¡Oh, esto parece el paraíso! by John Cheever

¡Oh, esto parece el paraíso! by John Cheever

autor:John Cheever [Cheever, John]
La lengua: spa
Format: epub
Tags: Novela, Drama
editor: ePubLibre
publicado: 1977-01-01T00:00:00+00:00


8

El teléfono estaba sonando cuando Sears volvió a su apartamento. Era Renée para decirle que fuera a su casa a tomar una copa. Él estaba encantado. Recordando su última pelea, esperaba que le abriera la puerta con su vieja bata azul, o quizá sin nada. Iba sonriendo al pensar en esta posibilidad, cuando entró en el portal y vio a Eduardo, el cual rio ante la amplitud de la sonrisa de Sears. Al parecer era una relación de la que los celos habían quedado eliminados. Ella abrió la puerta no bien tocó el timbre. Le decepcionó ver que no llevaba la vieja bata azul. Llevaba un vestido, zapatos y perfume, pero, cuando la besó, sus besos eran de una suavidad y variedad tan inestimable que ya no se preocupó de su ropa. Ella le dio una copa, se sentó en sus rodillas y le desabrochó la camisa y el pantalón. Mientras ella le acariciaba el pecho, se acordó de que el profesor de gimnasia de su colegio les había dado una conferencia sobre el hecho de que el torso masculino, pese a estar desfigurado por pezones vestigiales, era completamente insensible a los estímulos sensuales. Hasta hacía muy poco tiempo nunca había puesto en duda aquella afirmación. Esto era realmente lo que uno necesitaba, pensó. Tener una mujer atractiva sobre las rodillas cuando la oscuridad desciende de las alas de la noche era, realmente, el fin del viaje. Ella le estaba besando cuando sonó el teléfono y lo dejó para contestar.

—Bajaré dentro de unos minutos —dijo ella—. El portero te dejará aparcar en doble fila.

—¿Qué demonios ha sido eso? —preguntó Sears.

—Era el hombre que me va a llevar al aeropuerto.

Se fue al recibidor, donde él la oyó abrir un armario.

—¿Adónde vas? —inquirió Sears—. No me habías dicho que te fueras a ninguna parte y desde luego no actuabas como si estuvieses a punto de coger un avión.
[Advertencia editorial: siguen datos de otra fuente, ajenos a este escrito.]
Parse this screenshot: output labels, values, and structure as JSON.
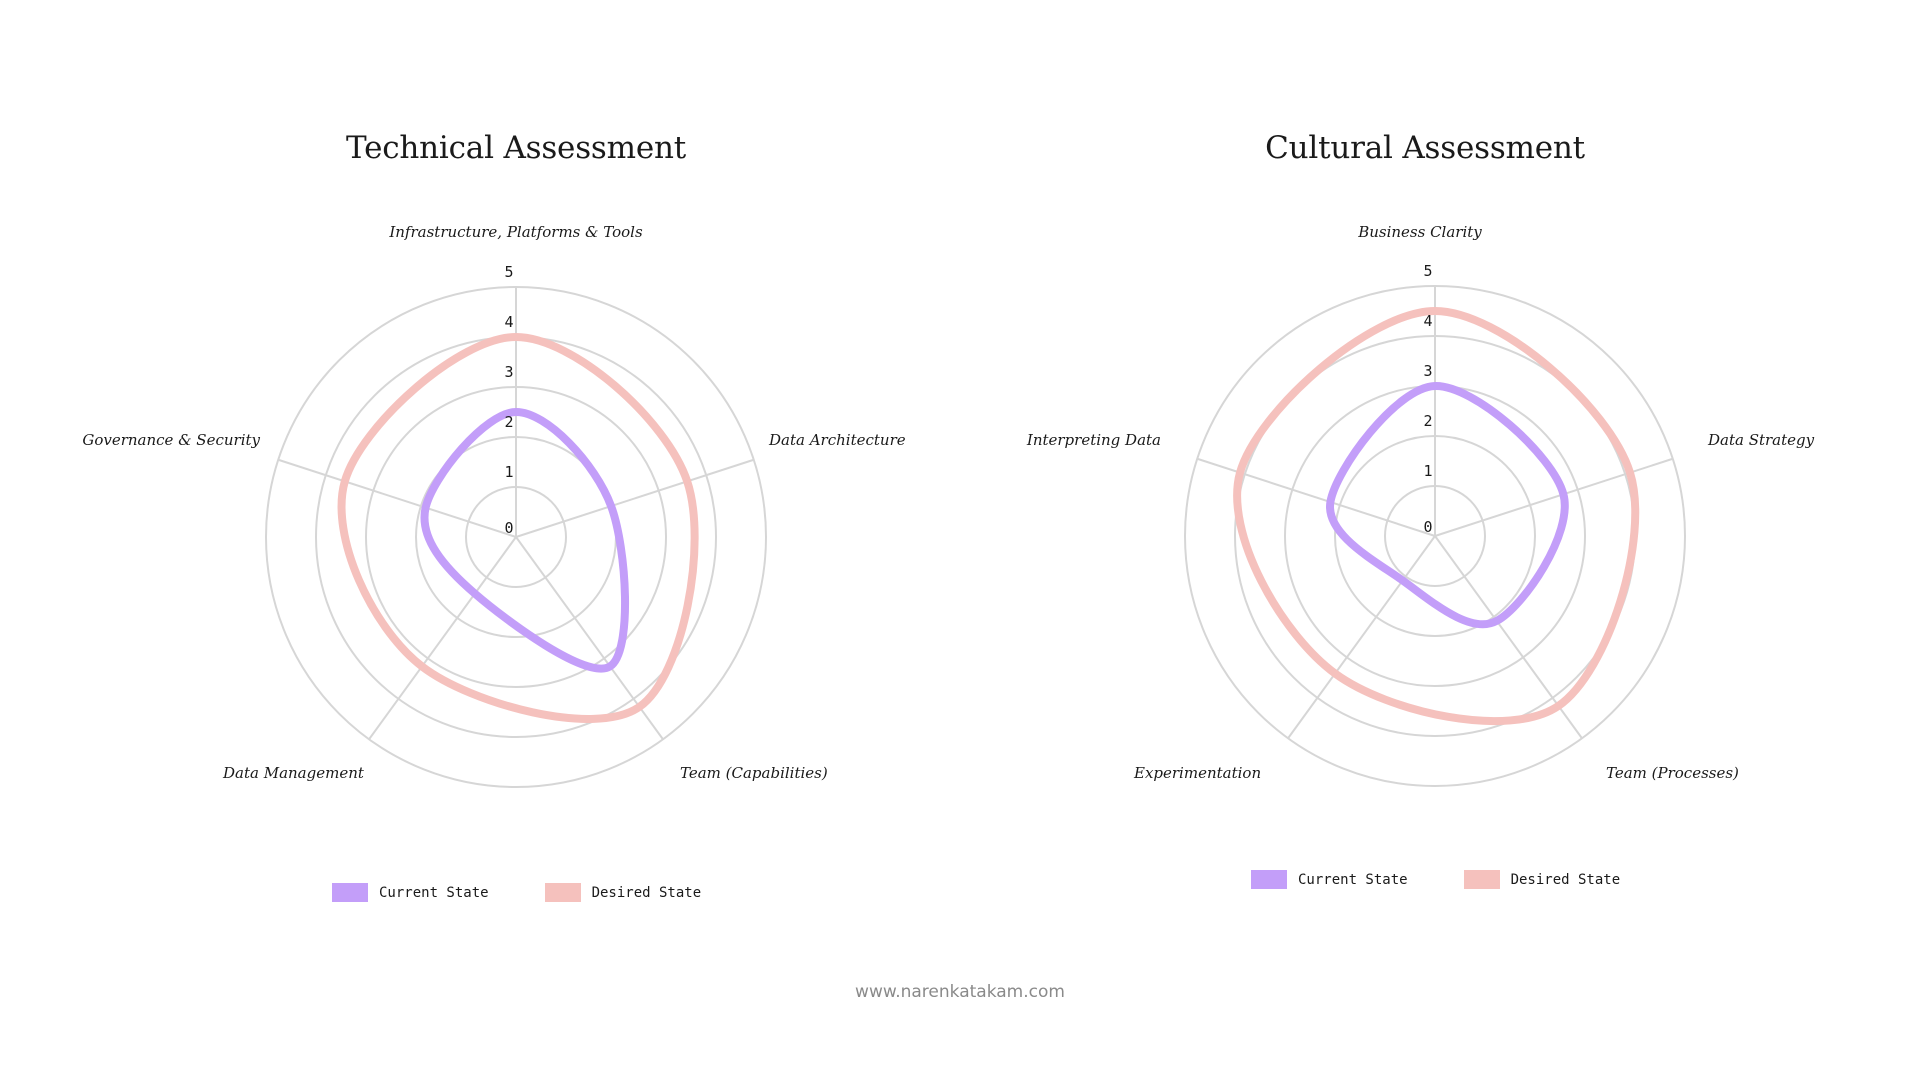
{
  "colors": {
    "current": "#c39ef9",
    "desired": "#f5c1bd",
    "grid": "#d6d6d6",
    "text": "#1a1a1a",
    "footer": "#8a8a8a"
  },
  "chart_data": [
    {
      "type": "radar",
      "title": "Technical Assessment",
      "axes": [
        "Infrastructure, Platforms & Tools",
        "Data Architecture",
        "Team (Capabilities)",
        "Data Management",
        "Governance & Security"
      ],
      "rlim": [
        0,
        5
      ],
      "ticks": [
        "0",
        "1",
        "2",
        "3",
        "4",
        "5"
      ],
      "grid": true,
      "legend_position": "bottom",
      "series": [
        {
          "name": "Current State",
          "values": [
            2.5,
            2.0,
            3.2,
            1.4,
            1.9
          ]
        },
        {
          "name": "Desired State",
          "values": [
            4.0,
            3.6,
            4.2,
            3.2,
            3.6
          ]
        }
      ]
    },
    {
      "type": "radar",
      "title": "Cultural Assessment",
      "axes": [
        "Business Clarity",
        "Data Strategy",
        "Team (Processes)",
        "Experimentation",
        "Interpreting Data"
      ],
      "rlim": [
        0,
        5
      ],
      "ticks": [
        "0",
        "1",
        "2",
        "3",
        "4",
        "5"
      ],
      "grid": true,
      "legend_position": "bottom",
      "series": [
        {
          "name": "Current State",
          "values": [
            3.0,
            2.7,
            2.1,
            1.1,
            2.2
          ]
        },
        {
          "name": "Desired State",
          "values": [
            4.5,
            4.1,
            4.2,
            3.4,
            4.1
          ]
        }
      ]
    }
  ],
  "technical": {
    "title": "Technical Assessment",
    "legend": {
      "current": "Current State",
      "desired": "Desired State"
    }
  },
  "cultural": {
    "title": "Cultural Assessment",
    "legend": {
      "current": "Current State",
      "desired": "Desired State"
    }
  },
  "footer": {
    "text": "www.narenkatakam.com"
  }
}
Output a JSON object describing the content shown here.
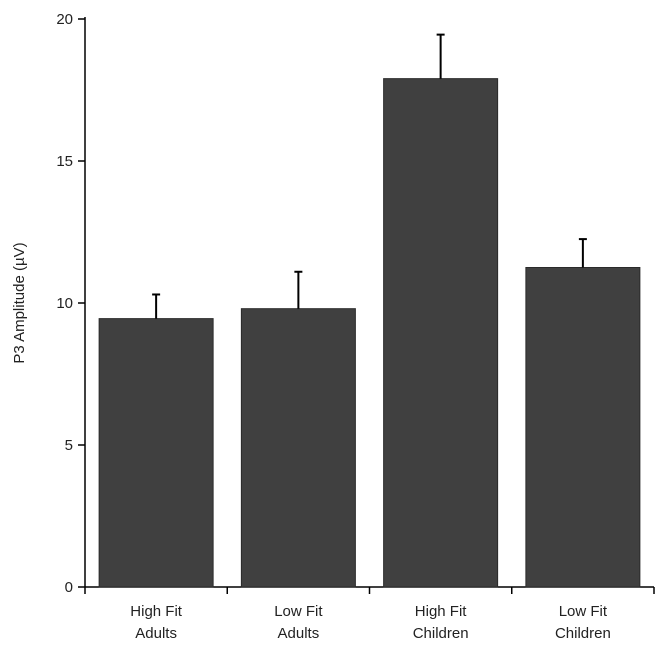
{
  "chart_data": {
    "type": "bar",
    "title": "",
    "xlabel": "",
    "ylabel": "P3 Amplitude (µV)",
    "ylim": [
      0,
      20
    ],
    "yticks": [
      0,
      5,
      10,
      15,
      20
    ],
    "categories": [
      [
        "High Fit",
        "Adults"
      ],
      [
        "Low Fit",
        "Adults"
      ],
      [
        "High Fit",
        "Children"
      ],
      [
        "Low Fit",
        "Children"
      ]
    ],
    "values": [
      9.45,
      9.8,
      17.9,
      11.25
    ],
    "error_plus": [
      0.85,
      1.3,
      1.55,
      1.0
    ],
    "bar_color": "#404040",
    "axis_color": "#000000",
    "grid": false,
    "legend": "none"
  }
}
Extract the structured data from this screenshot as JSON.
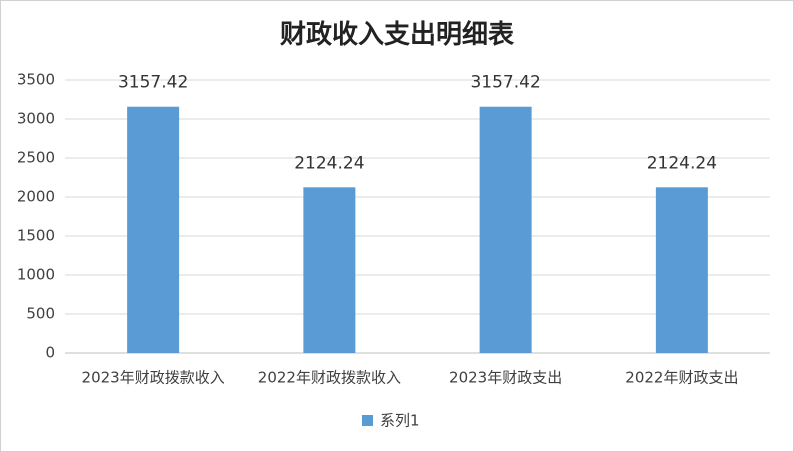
{
  "chart_data": {
    "type": "bar",
    "title": "财政收入支出明细表",
    "categories": [
      "2023年财政拨款收入",
      "2022年财政拨款收入",
      "2023年财政支出",
      "2022年财政支出"
    ],
    "series": [
      {
        "name": "系列1",
        "color": "#5b9bd5",
        "values": [
          3157.42,
          2124.24,
          3157.42,
          2124.24
        ]
      }
    ],
    "ylim": [
      0,
      3500
    ],
    "yticks": [
      0,
      500,
      1000,
      1500,
      2000,
      2500,
      3000,
      3500
    ],
    "grid": true,
    "legend": "bottom"
  }
}
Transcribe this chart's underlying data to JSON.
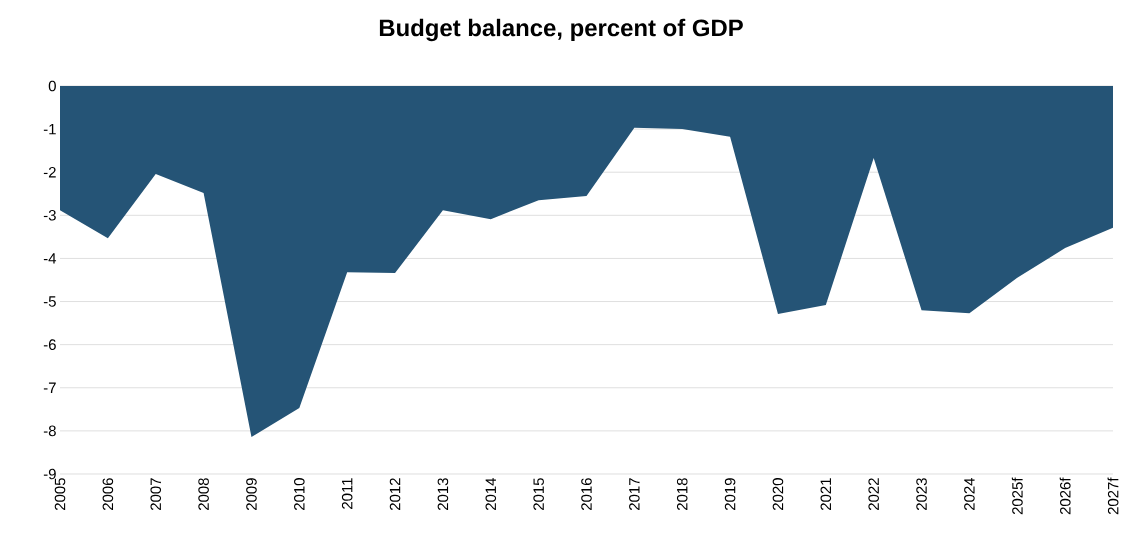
{
  "chart_data": {
    "type": "area",
    "title": "Budget balance, percent of GDP",
    "categories": [
      "2005",
      "2006",
      "2007",
      "2008",
      "2009",
      "2010",
      "2011",
      "2012",
      "2013",
      "2014",
      "2015",
      "2016",
      "2017",
      "2018",
      "2019",
      "2020",
      "2021",
      "2022",
      "2023",
      "2024",
      "2025f",
      "2026f",
      "2027f"
    ],
    "series": [
      {
        "color": "#255476",
        "values": [
          -2.88,
          -3.53,
          -2.04,
          -2.48,
          -8.14,
          -7.47,
          -4.32,
          -4.34,
          -2.88,
          -3.09,
          -2.65,
          -2.55,
          -0.97,
          -1.0,
          -1.18,
          -5.29,
          -5.08,
          -1.67,
          -5.2,
          -5.27,
          -4.45,
          -3.76,
          -3.29
        ]
      }
    ],
    "ylim": [
      -9,
      0
    ],
    "yticks": [
      0,
      -1,
      -2,
      -3,
      -4,
      -5,
      -6,
      -7,
      -8,
      -9
    ],
    "grid": "y"
  }
}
—Podías haberte dado cuenta de que mi maleta está en el recibidor. Tú siempre notas esas cosas.

—He notado que tu recibidor está siempre lleno de maletas —gritó Sears—. He estado tropezando con las condenadas maletas durante meses.

—Bueno, ¿te importaría ayudarme a llevarla al ascensor, o tengo que llamar a Eduardo?

Estaba de pie en el umbral con un abrigo y un sombrero y poniéndose los guantes. Él sintió que se aproximaba a esas desconcertantes montañas espirituales donde dudaba de la realidad de su persona y de su mundo. Fue al recibidor y cogió la maleta.

—¿Adónde diablos vas? —preguntó.

—Vuelvo a Des Moines para ver a mi hija. Seguro que te lo he dicho pero lo has olvidado —dijo ella.

Eduardo, más como un pariente custodio que como un amante, observó con gran compostura la maleta, la cara de Sears, blanca de rabia, y los aires de viajera de Renée. El único cometido de Sears fue esperar en la acera hasta que a ella le abrieron la puerta del coche, y aceptar su beso de despedida.

—No sabes absolutamente nada de las mujeres —dijo ella.

Sears no se volvió a mirar a Eduardo, que estaba en el portal, y se fue al cine.